# [SOLVED] Fuel pump replacement 86 chevy C10



## Logo09 (May 15, 2008)

I have a 1986 Chevy C10 pickup. the fuel pump froze up and damaged the cam shaft so now not even a new fuel pump will fix it. I want to convert it to electrical fuel pump but im not sure how to go about doing it. Any help is greatly appreciated thanks!


----------



## octaneman (May 13, 2009)

*Re: Fuel pump replacement 86 chevy C10*

Carburated engines cannot be retrofitted to accommodate electric fuel pumps it just doesn't work. Contrary to popular belief, fuel doesn't simply burn, it has to be atomized first in order for combustion to take place. 

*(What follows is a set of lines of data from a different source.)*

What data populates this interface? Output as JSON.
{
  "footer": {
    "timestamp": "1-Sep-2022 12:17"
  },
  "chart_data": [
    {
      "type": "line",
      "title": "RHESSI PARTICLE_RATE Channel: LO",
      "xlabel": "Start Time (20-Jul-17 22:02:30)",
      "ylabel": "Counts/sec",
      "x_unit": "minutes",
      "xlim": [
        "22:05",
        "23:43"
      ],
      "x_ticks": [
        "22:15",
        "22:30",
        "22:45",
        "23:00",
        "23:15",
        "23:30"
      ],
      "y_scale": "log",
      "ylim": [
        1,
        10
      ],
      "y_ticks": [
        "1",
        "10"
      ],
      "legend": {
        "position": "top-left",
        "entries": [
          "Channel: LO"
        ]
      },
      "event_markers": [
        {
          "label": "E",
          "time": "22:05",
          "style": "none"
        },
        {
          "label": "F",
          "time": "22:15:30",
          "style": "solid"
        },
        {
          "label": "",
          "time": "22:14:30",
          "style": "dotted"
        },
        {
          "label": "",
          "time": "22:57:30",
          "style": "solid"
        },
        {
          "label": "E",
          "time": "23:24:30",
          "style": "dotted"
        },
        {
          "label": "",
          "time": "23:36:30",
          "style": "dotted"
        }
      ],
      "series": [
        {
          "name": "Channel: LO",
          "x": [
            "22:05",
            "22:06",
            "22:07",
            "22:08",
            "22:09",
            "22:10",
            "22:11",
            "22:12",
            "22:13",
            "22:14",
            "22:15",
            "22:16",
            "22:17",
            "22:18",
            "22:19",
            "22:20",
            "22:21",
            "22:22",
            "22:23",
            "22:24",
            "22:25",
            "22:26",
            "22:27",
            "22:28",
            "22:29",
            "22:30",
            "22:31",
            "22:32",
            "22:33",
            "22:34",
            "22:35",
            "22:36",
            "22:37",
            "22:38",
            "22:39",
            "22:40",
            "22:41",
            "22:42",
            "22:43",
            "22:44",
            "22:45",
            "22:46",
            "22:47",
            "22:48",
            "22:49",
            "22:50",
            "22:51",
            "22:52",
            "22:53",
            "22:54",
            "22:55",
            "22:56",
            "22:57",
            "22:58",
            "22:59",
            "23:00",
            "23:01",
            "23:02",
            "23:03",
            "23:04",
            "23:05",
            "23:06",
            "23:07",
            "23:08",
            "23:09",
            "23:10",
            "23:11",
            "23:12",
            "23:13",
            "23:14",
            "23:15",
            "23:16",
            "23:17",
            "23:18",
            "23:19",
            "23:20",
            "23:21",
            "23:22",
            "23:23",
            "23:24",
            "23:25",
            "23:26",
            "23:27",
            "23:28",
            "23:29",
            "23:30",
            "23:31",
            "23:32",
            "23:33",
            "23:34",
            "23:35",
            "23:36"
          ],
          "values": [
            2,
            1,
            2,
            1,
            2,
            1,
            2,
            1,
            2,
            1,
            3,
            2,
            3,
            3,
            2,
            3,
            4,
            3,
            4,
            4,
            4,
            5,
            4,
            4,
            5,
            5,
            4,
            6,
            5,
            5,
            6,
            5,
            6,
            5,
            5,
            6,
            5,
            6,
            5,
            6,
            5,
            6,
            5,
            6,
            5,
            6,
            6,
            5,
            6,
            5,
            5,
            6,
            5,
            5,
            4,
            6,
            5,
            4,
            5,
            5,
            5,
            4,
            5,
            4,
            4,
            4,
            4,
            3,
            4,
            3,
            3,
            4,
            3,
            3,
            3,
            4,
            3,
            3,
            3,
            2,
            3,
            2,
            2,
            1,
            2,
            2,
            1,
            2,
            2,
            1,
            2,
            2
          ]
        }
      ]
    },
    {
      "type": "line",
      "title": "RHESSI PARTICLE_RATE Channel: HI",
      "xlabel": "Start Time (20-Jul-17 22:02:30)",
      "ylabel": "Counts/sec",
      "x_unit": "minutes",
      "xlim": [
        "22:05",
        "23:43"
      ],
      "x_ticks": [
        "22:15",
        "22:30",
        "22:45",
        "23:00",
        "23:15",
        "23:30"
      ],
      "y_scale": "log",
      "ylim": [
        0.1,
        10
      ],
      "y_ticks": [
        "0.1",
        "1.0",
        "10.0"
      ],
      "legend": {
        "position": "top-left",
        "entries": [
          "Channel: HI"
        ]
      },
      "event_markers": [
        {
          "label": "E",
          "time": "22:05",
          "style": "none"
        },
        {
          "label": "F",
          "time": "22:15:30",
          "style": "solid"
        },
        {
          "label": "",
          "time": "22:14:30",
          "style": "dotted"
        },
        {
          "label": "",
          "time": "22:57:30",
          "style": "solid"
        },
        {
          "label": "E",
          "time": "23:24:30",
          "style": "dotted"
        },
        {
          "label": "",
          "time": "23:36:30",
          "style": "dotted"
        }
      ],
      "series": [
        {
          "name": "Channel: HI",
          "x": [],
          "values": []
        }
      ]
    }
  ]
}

There are sites online dedicated to the modification you want to do, but unless your willing spend a few thousand bucks doing it, it will be cheaper to just replace the camshaft and the pump.


----------



## Logo09 (May 15, 2008)

*Re: Fuel pump replacement 86 chevy C10*

i know fuel doesnt just burn, thats what a carburetor is for. i just want to pump the fuel to the carburetor using an electric pump instead of the mechanical one, they sell kits at my local napa store to do this, i just wanted some input from someone who might have done this already or knows what other problems i might run into.


----------



## Midnight Tech (Dec 31, 2001)

*Re: Fuel pump replacement 86 chevy C10*

Logo, what size engine? I looked at NAPA's catalog and unless it's a diesel you should be able to use a Bosch N69404 pump to get things back going and a Balkamp 735-4368 block off plate to cover the hole in the block where the old one was.
Just be sure to wire it through the oil pressure switch so if you lose oil pressure it'll stop the pump from running.
I did something similar to this on a 79 Monza whose pump gave up - and I didn't feel like dropping the tank just to replace it.


----------



## Logo09 (May 15, 2008)

*Re: Fuel pump replacement 86 chevy C10*

I have the 305 engine, do you think i will need a pressure regulator or anything? or should it pretty much just work? i dont mind dropping the tank if i have to, i replaced it already so its all brand new, is there also an in tank pump option?


----------



## Midnight Tech (Dec 31, 2001)

*Re: Fuel pump replacement 86 chevy C10*

No, everything I show indicates that truck is a carb engine so no regulator would be needed. It should work fine just to hook it up and go...don't try to do an in-tank setup-you're just setting yourself up for more grief than is needed.


----------



## Logo09 (May 15, 2008)

*Re: Fuel pump replacement 86 chevy C10*

Hey thanks midnight! Napa had all the parts and i got it all installed last night and it runs perfectly! Idles well and everything!!! $ 150 was much better than the cost of replacing the cam shaft!


----------



## Midnight Tech (Dec 31, 2001)

*Re: Fuel pump replacement 86 chevy C10*

Very good sir! Glad they had everything to get you back on the road again!


----------



## nfields51 (Aug 15, 2010)

*Re: Fuel pump replacement 86 chevy C10*

Thanks for this, I had the same problem in terms of looking for ways on converting it to electrical fuel pump. I have also tried checking on other sites that can help me on how to replace a fuel pump.


----------